According to Walsh, the researcher, in the 1950s the house was owned by Charles W. Danis Sr. and his wife Elizabeth S. Danis. Charles Danis was chairman of the preeminent building and highway construction company Danis Industries, founded by his father B.G. Danis. His company was the contractor for many buildings in the region and in Dayton, including several designed by Schenck and Williams, such as Hawthorn Hill and the Engineers Club of Dayton.

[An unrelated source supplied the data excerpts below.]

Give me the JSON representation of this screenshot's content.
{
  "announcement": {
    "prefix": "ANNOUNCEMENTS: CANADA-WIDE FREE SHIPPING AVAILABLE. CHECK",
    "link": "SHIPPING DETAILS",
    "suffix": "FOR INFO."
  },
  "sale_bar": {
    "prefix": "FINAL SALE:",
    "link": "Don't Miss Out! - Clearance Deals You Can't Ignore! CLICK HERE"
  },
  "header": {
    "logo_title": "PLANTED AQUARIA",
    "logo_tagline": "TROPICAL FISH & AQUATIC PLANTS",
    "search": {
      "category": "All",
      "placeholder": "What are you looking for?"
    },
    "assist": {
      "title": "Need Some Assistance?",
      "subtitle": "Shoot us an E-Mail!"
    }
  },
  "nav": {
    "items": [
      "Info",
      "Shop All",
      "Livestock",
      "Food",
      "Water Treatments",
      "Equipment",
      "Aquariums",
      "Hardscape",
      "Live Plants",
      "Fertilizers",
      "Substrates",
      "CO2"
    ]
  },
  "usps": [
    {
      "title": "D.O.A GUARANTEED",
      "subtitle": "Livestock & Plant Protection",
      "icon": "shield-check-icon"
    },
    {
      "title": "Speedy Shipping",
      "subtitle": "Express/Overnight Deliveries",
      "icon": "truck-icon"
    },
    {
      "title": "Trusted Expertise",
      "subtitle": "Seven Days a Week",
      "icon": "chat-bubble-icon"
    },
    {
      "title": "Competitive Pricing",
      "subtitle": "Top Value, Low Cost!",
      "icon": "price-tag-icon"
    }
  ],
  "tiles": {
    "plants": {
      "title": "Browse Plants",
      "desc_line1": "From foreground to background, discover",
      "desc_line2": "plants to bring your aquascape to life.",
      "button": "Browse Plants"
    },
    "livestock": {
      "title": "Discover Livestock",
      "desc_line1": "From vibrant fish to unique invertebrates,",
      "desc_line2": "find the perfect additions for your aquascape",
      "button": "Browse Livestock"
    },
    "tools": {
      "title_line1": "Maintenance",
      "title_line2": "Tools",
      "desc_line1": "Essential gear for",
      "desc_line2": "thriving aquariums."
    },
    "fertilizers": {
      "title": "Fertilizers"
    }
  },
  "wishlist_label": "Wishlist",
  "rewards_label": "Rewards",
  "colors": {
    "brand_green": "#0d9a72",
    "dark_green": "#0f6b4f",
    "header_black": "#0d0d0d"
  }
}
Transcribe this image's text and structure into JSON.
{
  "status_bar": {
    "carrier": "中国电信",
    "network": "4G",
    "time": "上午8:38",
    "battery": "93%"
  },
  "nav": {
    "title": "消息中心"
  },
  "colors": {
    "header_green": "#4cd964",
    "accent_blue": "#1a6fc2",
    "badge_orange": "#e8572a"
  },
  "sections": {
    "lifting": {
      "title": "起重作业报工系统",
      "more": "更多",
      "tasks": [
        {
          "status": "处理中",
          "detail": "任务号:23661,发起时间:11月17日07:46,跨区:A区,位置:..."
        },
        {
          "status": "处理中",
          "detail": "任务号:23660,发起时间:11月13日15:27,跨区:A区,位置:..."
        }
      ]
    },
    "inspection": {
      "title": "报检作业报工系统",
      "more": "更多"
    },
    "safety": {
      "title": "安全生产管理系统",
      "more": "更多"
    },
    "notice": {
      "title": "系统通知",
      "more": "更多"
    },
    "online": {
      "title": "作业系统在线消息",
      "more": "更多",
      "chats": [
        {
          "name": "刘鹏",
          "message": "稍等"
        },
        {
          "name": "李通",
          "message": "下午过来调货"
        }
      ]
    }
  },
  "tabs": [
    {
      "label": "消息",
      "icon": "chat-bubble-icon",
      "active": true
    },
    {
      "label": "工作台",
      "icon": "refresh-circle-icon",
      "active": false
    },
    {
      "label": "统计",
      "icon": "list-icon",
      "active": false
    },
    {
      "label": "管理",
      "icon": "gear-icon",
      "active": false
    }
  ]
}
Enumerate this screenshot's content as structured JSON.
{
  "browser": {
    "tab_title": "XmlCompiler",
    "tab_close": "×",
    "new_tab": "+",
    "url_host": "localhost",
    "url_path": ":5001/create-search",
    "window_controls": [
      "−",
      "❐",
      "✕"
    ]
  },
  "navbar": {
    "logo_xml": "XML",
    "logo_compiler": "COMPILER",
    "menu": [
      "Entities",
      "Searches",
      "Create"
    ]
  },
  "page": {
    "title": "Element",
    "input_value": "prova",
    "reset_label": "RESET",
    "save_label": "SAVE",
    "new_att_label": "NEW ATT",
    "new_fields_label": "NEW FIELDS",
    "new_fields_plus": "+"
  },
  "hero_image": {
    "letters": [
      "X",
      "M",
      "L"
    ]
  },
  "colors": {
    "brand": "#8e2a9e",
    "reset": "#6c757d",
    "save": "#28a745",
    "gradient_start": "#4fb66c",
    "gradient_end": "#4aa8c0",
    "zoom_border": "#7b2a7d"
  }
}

He received the Spirit of America Heritage Award in 1975 from Junior Achievement of Dayton and Miami Valley at a dinner attended by 1,200, according to a page-21 article in The Journal Herald on May 1, 1975. He retired from the company in 1983 and died in 1996 at the age of 80. According to an Aug. 5, 2003 Dayton Daily News page-10 article by Sean Strader, Elizabeth Danis, a teacher for many years, was a member of the Dayton Catholic Women’s Club, Dayton Garden Club, and the Dayton Women’s Club. She died in 2003 at the age of 85.

In the 1970s, according to researcher Walsh, the house was owned by John H. Dirck. Dirck was assistant vice president of data processing programming at Citizens Federal Savings and Loan Association. A 1987 Dayton Daily News article said he performed on weekends in the Columbus area with Columbus WCMH-TV Channel 4 newscaster Joe Dirck in a group called The Pink Flamingoes.

Inside, the house has 11 rooms, which include five bedrooms and three bathrooms, a great room with a large fireplace, an office with built-in book shelves, a dining room with built-in display and storage cabinets, a breakfast room, a sunroom, and a full kitchen with a butler's nook.

In 1978 the house was listed on the Ohio Historic Inventory maintained by the Ohio Historic Preservation Office.

The house had a number of owners over the years, fell into disrepair, was cosmetically rehabbed by house flippers who purchased it after foreclosure, and today is owned by Steven and Mary Solomon.

Due to the restoration efforts of the Solomons, the house was selected by Preservation Dayton Inc. for its Excellence in Historic Preservation Award in 2020. The house and the Solomons were featured as the cover story on six pages in the May 5, 2021 Distinctive Homes supplement of The Oakwood Register.